Calculate:
In the following equation, 417.96 g of Bi (bismuth) reacts completely with 200 g of F (fluorine.) How many grams of BiF (little three below F) are formed?
2 Bi + 3 F (little 2 under F) ---> 2 BiF (little three below F)
This is a limiting reagent (LR) problem and I know that because amounts are given for BOTH reactants. I solve these the long way--there is a shorter way but I think it's harder to explain, especially by typing.
2Bi + 3F2 ==> 2BiF3
mols Bi = grams/molar mass = ?
mols F2 = grams/molar mass = ?
Using the coefficients in the balanced equation, convert mols Bi to mols BiF3.
Do the same to convert mols F2 to mols BiF3.

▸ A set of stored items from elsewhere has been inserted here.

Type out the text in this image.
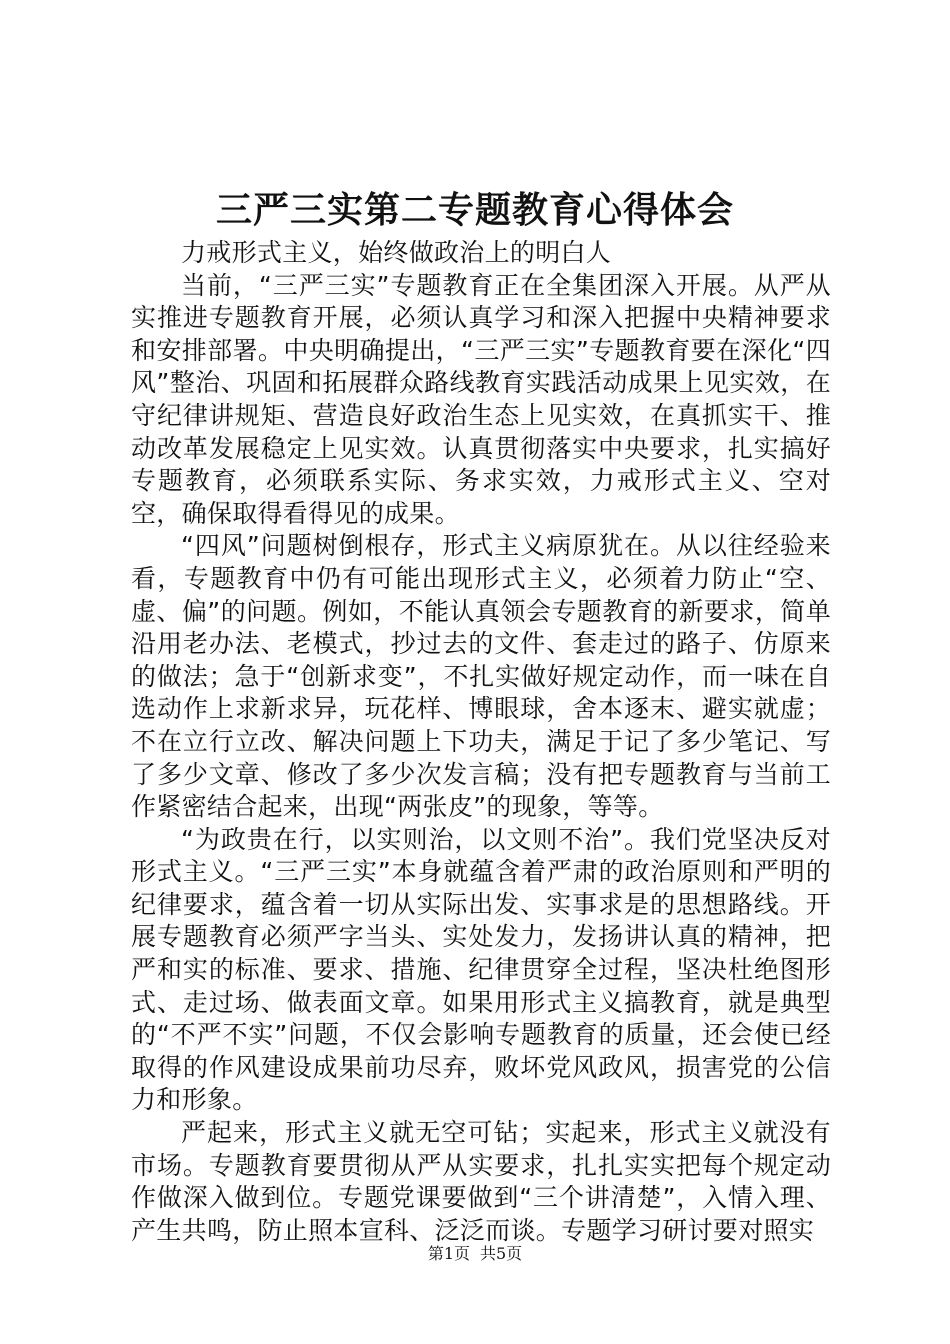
三严三实第二专题教育心得体会

力戒形式主义，始终做政治上的明白人

当前，“三严三实”专题教育正在全集团深入开展。从严从实推进专题教育开展，必须认真学习和深入把握中央精神要求和安排部署。中央明确提出，“三严三实”专题教育要在深化“四风”整治、巩固和拓展群众路线教育实践活动成果上见实效，在守纪律讲规矩、营造良好政治生态上见实效，在真抓实干、推动改革发展稳定上见实效。认真贯彻落实中央要求，扎实搞好专题教育，必须联系实际、务求实效，力戒形式主义、空对空，确保取得看得见的成果。

“四风”问题树倒根存，形式主义病原犹在。从以往经验来看，专题教育中仍有可能出现形式主义，必须着力防止“空、虚、偏”的问题。例如，不能认真领会专题教育的新要求，简单沿用老办法、老模式，抄过去的文件、套走过的路子、仿原来的做法；急于“创新求变”，不扎实做好规定动作，而一味在自选动作上求新求异，玩花样、博眼球，舍本逐末、避实就虚；不在立行立改、解决问题上下功夫，满足于记了多少笔记、写了多少文章、修改了多少次发言稿；没有把专题教育与当前工作紧密结合起来，出现“两张皮”的现象，等等。

“为政贵在行，以实则治，以文则不治”。我们党坚决反对形式主义。“三严三实”本身就蕴含着严肃的政治原则和严明的纪律要求，蕴含着一切从实际出发、实事求是的思想路线。开展专题教育必须严字当头、实处发力，发扬讲认真的精神，把严和实的标准、要求、措施、纪律贯穿全过程，坚决杜绝图形式、走过场、做表面文章。如果用形式主义搞教育，就是典型的“不严不实”问题，不仅会影响专题教育的质量，还会使已经取得的作风建设成果前功尽弃，败坏党风政风，损害党的公信力和形象。

严起来，形式主义就无空可钻；实起来，形式主义就没有市场。专题教育要贯彻从严从实要求，扎扎实实把每个规定动作做深入做到位。专题党课要做到“三个讲清楚”，入情入理、产生共鸣，防止照本宣科、泛泛而谈。专题学习研讨要对照实

第1页 共5页
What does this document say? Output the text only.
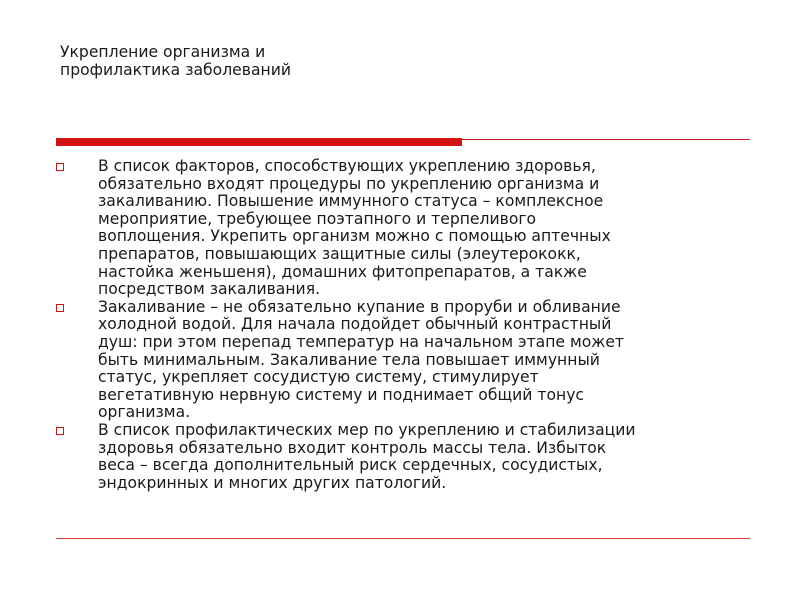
Укрепление организма и
профилактика заболеваний
В список факторов, способствующих укреплению здоровья,
обязательно входят процедуры по укреплению организма и
закаливанию. Повышение иммунного статуса – комплексное
мероприятие, требующее поэтапного и терпеливого
воплощения. Укрепить организм можно с помощью аптечных
препаратов, повышающих защитные силы (элеутерококк,
настойка женьшеня), домашних фитопрепаратов, а также
посредством закаливания.
Закаливание – не обязательно купание в проруби и обливание
холодной водой. Для начала подойдет обычный контрастный
душ: при этом перепад температур на начальном этапе может
быть минимальным. Закаливание тела повышает иммунный
статус, укрепляет сосудистую систему, стимулирует
вегетативную нервную систему и поднимает общий тонус
организма.
В список профилактических мер по укреплению и стабилизации
здоровья обязательно входит контроль массы тела. Избыток
веса – всегда дополнительный риск сердечных, сосудистых,
эндокринных и многих других патологий.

It is quite likely that the two values will not agree; the correct value in LR problems is ALWAYS the smaller value and the reagent responsible for that smaller value is the LR.
Take the smaller value and convert that to grams. g = mols x molar mass. = ?grams BiF3
500
To determine the number of grams of BiF (bismuth fluoride) formed, we can use the concept of stoichiometry.
Step 1: Start with the given mass of Bi (bismuth) and F (fluorine).
Bi = 417.96 g
F = 200 g
Step 2: Calculate the molar mass of the reactants and product.
The molar mass of Bi is 208.98 g/mol, and the molar mass of F is 18.998 g/mol.
Step 3: Convert the given mass of Bi and F to moles.
moles of Bi = mass/molar mass = 417.96 g / 208.98 g/mol = 2 mol
moles of F = mass/molar mass = 200 g / 18.998 g/mol = 10.53 mol (rounded to two decimal places)
Step 4: Determine the molar ratio between Bi and BiF in the balanced equation.
From the balanced equation: 2 Bi : 2 BiF
The molar ratio is 2:2, or 1:1.
Step 5: Calculate the moles of BiF formed.
Since the molar ratio is 1:1, the moles of BiF formed will be equal to the moles of Bi used (2 mol).
Step 6: Convert the moles of BiF to grams.
mass of BiF = moles of BiF x molar mass of BiF
The molar mass of BiF is (208.98 g/mol + 18.998 g/mol) = 227.978 g/mol.
mass of BiF = 2 mol x 227.978 g/mol = 455.956 g (rounded to three decimal places)
Therefore, 455.956 grams of BiF are formed when 417.96 g of Bi reacts completely with 200 g of F.
To calculate the grams of BiF3 formed, we need to use stoichiometry, which is the mathematical relationship between the reactants and products in a chemical equation.
First, we need to determine the molar mass of each element involved in the reaction. The molar masses are as follows:
- Bi (bismuth) molar mass = 208.98 g/mol
- F (fluorine) molar mass = 18.998 g/mol
- BiF3 (bismuth trifluoride) molar mass = 263.98 g/mol
Next, we need to determine the number of moles of Bi and F in the reaction. To do this, we divide the given masses of Bi and F by their respective molar masses:
- Moles of Bi = 417.96 g / 208.98 g/mol = 1.998 moles
- Moles of F = 200 g / 18.998 g/mol = 10.530 moles
We can see from the balanced chemical equation that the ratio between Bi and BiF3 is 2:2 (1:1) and the ratio between F and BiF3 is 3:2. Therefore, we need to determine the limiting reactant, which is the reactant that is completely consumed and determines the maximum amount of product that can be formed.
To find the limiting reactant, we compare the moles of Bi and F. The mole ratio between Bi and F is 2:3. For every 2 moles of Bi, we need 3 moles of F. Therefore, the limiting reactant is F, as we have excess Bi.
Now, we can calculate the moles of BiF3 that can be formed using the limiting reactant, which is F. The mole ratio between F and BiF3 is 3:2:
- Moles of BiF3 = (10.530 moles of F) * (2 moles of BiF3 / 3 moles of F) = 7.02 moles
Finally, we can determine the mass of BiF3 formed by multiplying the moles of BiF3 by its molar mass:
- Mass of BiF3 = 7.02 moles * 263.98 g/mol = 1851.7596 g
Therefore, approximately 1851.76 grams of BiF3 are formed in the reaction.